Summertime_ Scenes From Provincial Life - J. M. Coetzee [95]
'Is she good at her job? Is she efficient?'
'Very good. Very meticulous.'
Again he waits for more. Again, that is the end of it.
The question he cannot ask is: What does it do to the heart of a lonely man like yourself to be sitting side by side, day after day, in a cubicle no larger than many prison cells, with a woman who is not only as good at her job and as meticulous as Mrs Noerdien, but also as feminine?
For that is the chief impression he carries away from his brush with her. He calls her feminine because he has no better word: the feminine, a higher rarefaction of the female, to the point of becoming spirit. With Mrs Noerdien, how would a man, how even would Mr Noerdien, traverse the space from the exalted heights of the feminine to the earthly body of the female? To sleep with a being like that, to embrace such a body, to smell and taste it – what would it do to a man? And to be beside her all day, conscious of her slightest stirring: did his father's sad response to Dr Schwarz's lifestyle quiz – 'Have relations with the opposite sex been a source of satisfaction to you?' – 'No' – have something to do with coming face to face, in the wintertime of his life, with beauty such as he has not known before and can never hope to possess?

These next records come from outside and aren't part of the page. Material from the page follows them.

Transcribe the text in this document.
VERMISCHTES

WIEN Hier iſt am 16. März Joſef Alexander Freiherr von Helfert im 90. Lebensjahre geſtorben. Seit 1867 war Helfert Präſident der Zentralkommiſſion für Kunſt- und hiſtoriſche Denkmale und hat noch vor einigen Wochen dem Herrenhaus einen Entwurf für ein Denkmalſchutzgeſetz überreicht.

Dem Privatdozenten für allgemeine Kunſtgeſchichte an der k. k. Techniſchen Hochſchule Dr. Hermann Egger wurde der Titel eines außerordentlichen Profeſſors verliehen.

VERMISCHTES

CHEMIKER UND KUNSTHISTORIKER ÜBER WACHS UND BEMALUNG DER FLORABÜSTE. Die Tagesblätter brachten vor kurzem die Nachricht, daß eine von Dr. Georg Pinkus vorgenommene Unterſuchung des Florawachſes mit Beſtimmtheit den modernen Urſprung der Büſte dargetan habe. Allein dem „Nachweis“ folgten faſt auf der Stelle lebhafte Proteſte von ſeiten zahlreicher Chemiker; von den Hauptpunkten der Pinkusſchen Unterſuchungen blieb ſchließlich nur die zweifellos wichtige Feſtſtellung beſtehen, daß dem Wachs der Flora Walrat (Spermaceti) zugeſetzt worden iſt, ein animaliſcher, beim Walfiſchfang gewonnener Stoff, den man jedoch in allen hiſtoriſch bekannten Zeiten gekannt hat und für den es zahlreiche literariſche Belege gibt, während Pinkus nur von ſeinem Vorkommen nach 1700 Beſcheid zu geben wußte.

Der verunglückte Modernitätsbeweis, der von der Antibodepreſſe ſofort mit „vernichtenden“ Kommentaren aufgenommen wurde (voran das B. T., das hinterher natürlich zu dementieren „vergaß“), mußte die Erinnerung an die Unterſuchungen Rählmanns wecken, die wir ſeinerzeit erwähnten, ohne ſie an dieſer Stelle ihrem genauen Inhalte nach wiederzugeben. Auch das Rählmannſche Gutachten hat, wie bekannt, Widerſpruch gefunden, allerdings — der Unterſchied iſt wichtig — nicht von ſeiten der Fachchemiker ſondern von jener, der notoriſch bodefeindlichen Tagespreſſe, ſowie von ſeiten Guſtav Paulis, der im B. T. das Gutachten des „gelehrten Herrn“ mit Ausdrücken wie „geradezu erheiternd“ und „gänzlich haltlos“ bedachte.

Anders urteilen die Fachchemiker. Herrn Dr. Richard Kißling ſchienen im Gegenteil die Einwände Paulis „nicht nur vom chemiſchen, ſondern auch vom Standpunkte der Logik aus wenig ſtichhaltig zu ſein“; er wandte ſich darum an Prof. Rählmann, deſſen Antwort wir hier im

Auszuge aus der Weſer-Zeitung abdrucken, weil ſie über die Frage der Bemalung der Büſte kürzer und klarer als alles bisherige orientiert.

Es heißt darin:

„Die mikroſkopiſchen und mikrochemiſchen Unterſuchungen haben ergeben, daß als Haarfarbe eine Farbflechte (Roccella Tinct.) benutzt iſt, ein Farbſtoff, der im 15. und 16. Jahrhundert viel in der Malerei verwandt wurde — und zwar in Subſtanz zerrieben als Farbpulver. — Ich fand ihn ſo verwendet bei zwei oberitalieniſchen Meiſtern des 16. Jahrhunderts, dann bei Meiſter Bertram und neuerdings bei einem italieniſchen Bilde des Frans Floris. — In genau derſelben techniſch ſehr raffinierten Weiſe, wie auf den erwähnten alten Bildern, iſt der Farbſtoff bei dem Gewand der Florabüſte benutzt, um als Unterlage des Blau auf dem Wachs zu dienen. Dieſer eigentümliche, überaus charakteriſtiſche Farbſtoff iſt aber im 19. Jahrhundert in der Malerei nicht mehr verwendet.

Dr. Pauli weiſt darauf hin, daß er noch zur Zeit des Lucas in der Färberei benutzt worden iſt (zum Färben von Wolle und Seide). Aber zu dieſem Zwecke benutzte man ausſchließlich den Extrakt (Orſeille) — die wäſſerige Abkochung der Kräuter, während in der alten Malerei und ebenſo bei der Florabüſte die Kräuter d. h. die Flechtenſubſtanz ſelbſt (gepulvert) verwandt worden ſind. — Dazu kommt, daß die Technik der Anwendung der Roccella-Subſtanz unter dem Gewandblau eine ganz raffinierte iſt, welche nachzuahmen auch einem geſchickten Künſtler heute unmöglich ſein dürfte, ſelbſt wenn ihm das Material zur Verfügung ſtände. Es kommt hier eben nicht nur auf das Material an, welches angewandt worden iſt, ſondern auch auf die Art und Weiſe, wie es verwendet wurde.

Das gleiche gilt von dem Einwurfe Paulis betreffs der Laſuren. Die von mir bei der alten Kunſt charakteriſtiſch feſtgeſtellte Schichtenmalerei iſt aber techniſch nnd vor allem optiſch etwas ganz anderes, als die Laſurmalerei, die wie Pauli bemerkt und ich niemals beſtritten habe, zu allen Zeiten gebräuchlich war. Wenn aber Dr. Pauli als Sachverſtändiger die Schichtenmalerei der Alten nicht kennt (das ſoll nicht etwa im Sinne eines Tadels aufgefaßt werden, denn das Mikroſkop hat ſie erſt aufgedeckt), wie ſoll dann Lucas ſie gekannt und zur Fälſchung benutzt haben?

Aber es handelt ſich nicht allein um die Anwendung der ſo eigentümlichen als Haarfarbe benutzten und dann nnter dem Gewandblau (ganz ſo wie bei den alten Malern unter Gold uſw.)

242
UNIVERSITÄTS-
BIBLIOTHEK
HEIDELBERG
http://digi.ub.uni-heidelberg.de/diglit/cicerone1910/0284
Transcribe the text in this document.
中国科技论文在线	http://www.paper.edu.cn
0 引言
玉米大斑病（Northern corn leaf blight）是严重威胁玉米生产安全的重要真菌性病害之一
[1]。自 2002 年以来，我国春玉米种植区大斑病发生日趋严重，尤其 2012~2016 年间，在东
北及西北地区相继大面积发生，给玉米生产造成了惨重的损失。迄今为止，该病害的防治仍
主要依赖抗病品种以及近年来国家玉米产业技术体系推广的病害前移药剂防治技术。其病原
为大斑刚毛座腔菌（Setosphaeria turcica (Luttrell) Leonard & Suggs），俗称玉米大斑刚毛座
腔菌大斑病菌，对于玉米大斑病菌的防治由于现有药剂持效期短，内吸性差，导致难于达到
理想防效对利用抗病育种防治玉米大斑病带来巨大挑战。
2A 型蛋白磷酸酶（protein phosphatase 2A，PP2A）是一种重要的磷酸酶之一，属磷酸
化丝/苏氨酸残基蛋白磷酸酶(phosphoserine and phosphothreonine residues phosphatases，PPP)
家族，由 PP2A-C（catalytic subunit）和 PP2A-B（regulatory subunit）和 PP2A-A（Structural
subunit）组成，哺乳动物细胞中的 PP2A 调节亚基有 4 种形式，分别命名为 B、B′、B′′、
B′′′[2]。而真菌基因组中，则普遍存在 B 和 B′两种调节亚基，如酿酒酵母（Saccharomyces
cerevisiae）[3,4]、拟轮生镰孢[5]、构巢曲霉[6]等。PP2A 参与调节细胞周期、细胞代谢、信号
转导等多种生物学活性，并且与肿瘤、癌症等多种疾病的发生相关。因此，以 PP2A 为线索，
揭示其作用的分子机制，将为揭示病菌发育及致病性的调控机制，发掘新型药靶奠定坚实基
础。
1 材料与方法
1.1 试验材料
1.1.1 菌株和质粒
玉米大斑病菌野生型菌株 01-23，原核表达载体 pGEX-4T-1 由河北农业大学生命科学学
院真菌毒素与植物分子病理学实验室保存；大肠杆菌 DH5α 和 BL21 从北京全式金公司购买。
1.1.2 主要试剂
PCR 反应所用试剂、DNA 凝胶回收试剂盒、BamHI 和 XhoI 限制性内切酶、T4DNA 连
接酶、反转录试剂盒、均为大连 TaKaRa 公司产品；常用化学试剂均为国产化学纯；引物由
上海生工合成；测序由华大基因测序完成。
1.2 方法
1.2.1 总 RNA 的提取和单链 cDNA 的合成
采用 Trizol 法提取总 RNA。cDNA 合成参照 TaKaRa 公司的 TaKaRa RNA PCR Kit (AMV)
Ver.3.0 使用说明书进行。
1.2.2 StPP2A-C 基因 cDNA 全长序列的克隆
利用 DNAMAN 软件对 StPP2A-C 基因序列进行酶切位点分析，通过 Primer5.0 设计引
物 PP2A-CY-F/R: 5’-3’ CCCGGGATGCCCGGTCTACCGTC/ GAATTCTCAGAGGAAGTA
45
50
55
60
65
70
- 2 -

Query: Why say that his father is in love with Mrs Noerdien when he has so obviously fallen for her himself?
Undated fragment.
Idea for a story.
A man, a writer, keeps a diary. In it he notes down thoughts, ideas, significant occurrences.
Things take a turn for the worse in his life. 'Bad day,' he writes in his diary, without elaboration. 'Bad day,' he writes, day after day.
Tiring of calling each day a bad day, he decides to simply mark bad days with an asterisk, as some people (women) mark with a red cross days when they will bleed, or as other people (men, womanizers) mark with an X days when they have notched up a success.
The bad days pile up; the asterisks multiply like a plague of flies.
Poetry, if he could write poetry, might take him to the root of his malaise, this malaise that blossoms in the form of asterisks.
But the spring of poetry in him seems to have dried up.
There is prose to fall back on. In theory prose can perform the same cleansing trick as poetry. But he has doubts about that. Prose, in his experience, calls for many more words than poetry. There is no point in embarking on prose if one lacks confidence that one will be alive the next day to carry on with the task.
He plays with thoughts like these – the thought of poetry, the thought of prose – as a way of not writing.
In the back pages of his diary he makes lists. One of them is headed Ways of Doing Away with Oneself. In the left-hand column he lists Methods, in the right-hand column Drawbacks.
Of the ways of doing away with oneself he has listed, the one he favours, on mature consideration, is drowning, that is to say, driving to Fish Hoek at night, parking near the deserted end of the beach, undressing in the car, putting on swimming trunks (why?), crossing the sand and entering the water (it will have to be a moonlit night), breasting the waves, striking out into the dark, swimming to the limit of physical endurance, then letting fate take its course.
All of his intercourse with the world seems to take place through a membrane. Because the membrane is there, fertilization will not take place. It is an interesting metaphor, full of potential, but it does not take him anywhere that he can see.
Undated fragment
His father grew up on a farm in the Karoo drinking artesian water high in fluoride. The fluoride turned the enamel of his teeth brown and hard as stone. His boast used to be that he never needed to see a dentist. Then in mid-life his teeth began to go rotten, one after another, and he had to have them all extracted.